I was locked in my room for the entirety of the conflict, but I heard and saw enough after to know how bad it was. Thousands launched an attack on the main gate and nearly half died before they stepped foot on castle grounds. Rather than help the people he sent to die, the alchemist pretty much ignored the event entirely. To him, it had all been an elaborate distraction to get to his wife, unfortunately, she’d had a visitor that night.

That fact alone was almost ironic, father’s trips to see her had become more and more infrequent over the years, but either by elaborate planning or happenstance he was there, and a fight, this one bigger than all the others combined, ensued. There’s one more thing I need to mention so you understand it all. You see my mother was half changeling and me a quarter so.”

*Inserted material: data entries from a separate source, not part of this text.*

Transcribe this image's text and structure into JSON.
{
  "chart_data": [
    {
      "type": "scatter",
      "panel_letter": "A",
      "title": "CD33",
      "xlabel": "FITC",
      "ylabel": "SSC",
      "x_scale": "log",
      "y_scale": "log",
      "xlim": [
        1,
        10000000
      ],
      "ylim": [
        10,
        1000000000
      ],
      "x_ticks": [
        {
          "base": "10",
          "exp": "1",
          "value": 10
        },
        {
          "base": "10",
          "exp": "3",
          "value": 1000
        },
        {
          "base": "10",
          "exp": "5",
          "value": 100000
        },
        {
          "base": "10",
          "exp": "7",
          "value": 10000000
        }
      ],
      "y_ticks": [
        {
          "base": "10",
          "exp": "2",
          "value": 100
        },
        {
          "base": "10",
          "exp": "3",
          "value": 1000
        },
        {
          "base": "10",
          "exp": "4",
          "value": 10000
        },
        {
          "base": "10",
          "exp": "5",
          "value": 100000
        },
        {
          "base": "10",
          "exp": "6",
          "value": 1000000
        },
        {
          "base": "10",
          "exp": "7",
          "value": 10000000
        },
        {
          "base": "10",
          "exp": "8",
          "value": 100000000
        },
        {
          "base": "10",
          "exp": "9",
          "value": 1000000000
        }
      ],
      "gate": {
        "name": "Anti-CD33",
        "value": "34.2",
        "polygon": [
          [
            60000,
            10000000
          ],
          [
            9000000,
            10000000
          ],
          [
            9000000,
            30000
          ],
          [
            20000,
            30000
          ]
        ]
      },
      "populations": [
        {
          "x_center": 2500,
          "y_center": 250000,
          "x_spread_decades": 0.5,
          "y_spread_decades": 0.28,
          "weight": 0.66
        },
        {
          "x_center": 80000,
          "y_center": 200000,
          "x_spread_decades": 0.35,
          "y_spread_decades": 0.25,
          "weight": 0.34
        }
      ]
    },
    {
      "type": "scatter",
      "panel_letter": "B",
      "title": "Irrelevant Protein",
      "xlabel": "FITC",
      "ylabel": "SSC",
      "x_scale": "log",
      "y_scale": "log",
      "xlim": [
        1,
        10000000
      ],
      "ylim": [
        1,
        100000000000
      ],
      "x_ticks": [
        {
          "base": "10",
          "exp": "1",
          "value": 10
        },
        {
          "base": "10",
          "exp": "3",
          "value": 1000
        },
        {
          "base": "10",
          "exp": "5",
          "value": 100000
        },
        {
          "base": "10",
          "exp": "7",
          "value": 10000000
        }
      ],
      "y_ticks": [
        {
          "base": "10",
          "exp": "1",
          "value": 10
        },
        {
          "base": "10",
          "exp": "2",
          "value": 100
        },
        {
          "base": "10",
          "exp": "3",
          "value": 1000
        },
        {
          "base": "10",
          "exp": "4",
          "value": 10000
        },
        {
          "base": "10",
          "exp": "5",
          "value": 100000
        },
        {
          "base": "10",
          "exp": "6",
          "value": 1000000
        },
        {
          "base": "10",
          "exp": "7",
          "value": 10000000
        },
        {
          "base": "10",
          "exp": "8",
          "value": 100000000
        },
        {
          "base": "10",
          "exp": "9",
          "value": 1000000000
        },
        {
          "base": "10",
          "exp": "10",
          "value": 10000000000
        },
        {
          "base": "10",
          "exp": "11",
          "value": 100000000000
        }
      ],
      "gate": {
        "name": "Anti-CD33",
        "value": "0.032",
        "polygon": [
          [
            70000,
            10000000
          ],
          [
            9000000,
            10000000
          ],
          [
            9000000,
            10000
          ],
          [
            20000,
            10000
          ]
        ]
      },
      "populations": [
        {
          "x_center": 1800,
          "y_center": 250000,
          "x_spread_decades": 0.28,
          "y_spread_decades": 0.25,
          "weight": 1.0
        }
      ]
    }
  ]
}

She raised an arm and shifted it from her current caucasian skin to the gray color he was more familiar with, then back, the change moving across her skin slowly like a rippling wave. Not looking away from her hand, she continued to speak, the calm in her voice obviously forced.

“People with changeling blood have the ability to shapeshift. My mother was always much better at it than me, though she didn't like to use do it very much, even when I would beg. But she did that night, shifting to the form of one of the guards in the midst of all the chaos. Obviously, everyone knew of her ability, if no one saw her the normal protocol was to do a head count, but there was so much happening that when one of the guards fell, she was able to take their place rather quickly. Grabbing their weapon rather than use it to revolt against the man who’d raped her, who'd taken everything from her, she turned it on herself and took her own life.”

Towards the end she’d been basically spitting the words, but when it was over Theodora just let out a long sigh; and for that moment Alex could feel a fraction of the weight the woman not much older than him constantly carried.

“What comes next is of the most relevance to you, but you wanted me to explain it all.” She smiled weakly; her mix of emotions obvious behind the gesture. “A few other important things happened that night, one being the death of the spymaster’s niece, Anise’s mother. It didn’t take long for the battle to peter out after my mom died, though not before the alchemist, Ralph, managed to pierce one of the King’s eyes. I’ve never been able to get the full story, but he’s still missing the eye, and I’m almost certain Ralph having it is the only thing stopping father from outright killing him.

As you can guess, the spymaster, Janet, was rather unhappy with how things turned out, especially with the death of someone close to her, but she ended up acting as the interim mediator of the event.

Plenty happened to me after things settled down, though the biggest was that my father seemed to forget about me completely. I was allowed out on castle grounds, then as I got older, beyond. I ended up meeting Anise by chance and we bonded over our shared grief. She didn’t even know who I was at the time, truly my first friend. It didn’t take long until I was making routine visits to her house. Not the one she lives in now, but a much smaller place with just her aunt.

Over all the time I’ve known her Janet has been kind to me, but when we spoke it always felt like she was hiding something. I hadn’t known it at the time, but that was the first sign of my ocular ability developing. Eventually, I convinced Janet to tell me what she knew, though I’m certain she only told me because she wanted to. With a warning that neither might ever want to meet me, she told me where I could find Ralph and my half-sister.

As much as I felt I had to meet the people who meant so much to my mother, I was certain they would hate me, but they didn’t. They treated me like family, and when I finally mustered up the courage to ask Ralph why, he said to me something I’ll never forget. ‘How could I ever hate anything my wonderful Helen loved so much.’

I’ll never know what he truly thought of me then, but looking back, those few years, even with my mom gone, were probably the happiest of my life. Then, as the pattern goes, my father ruined it, this time with his very blood.”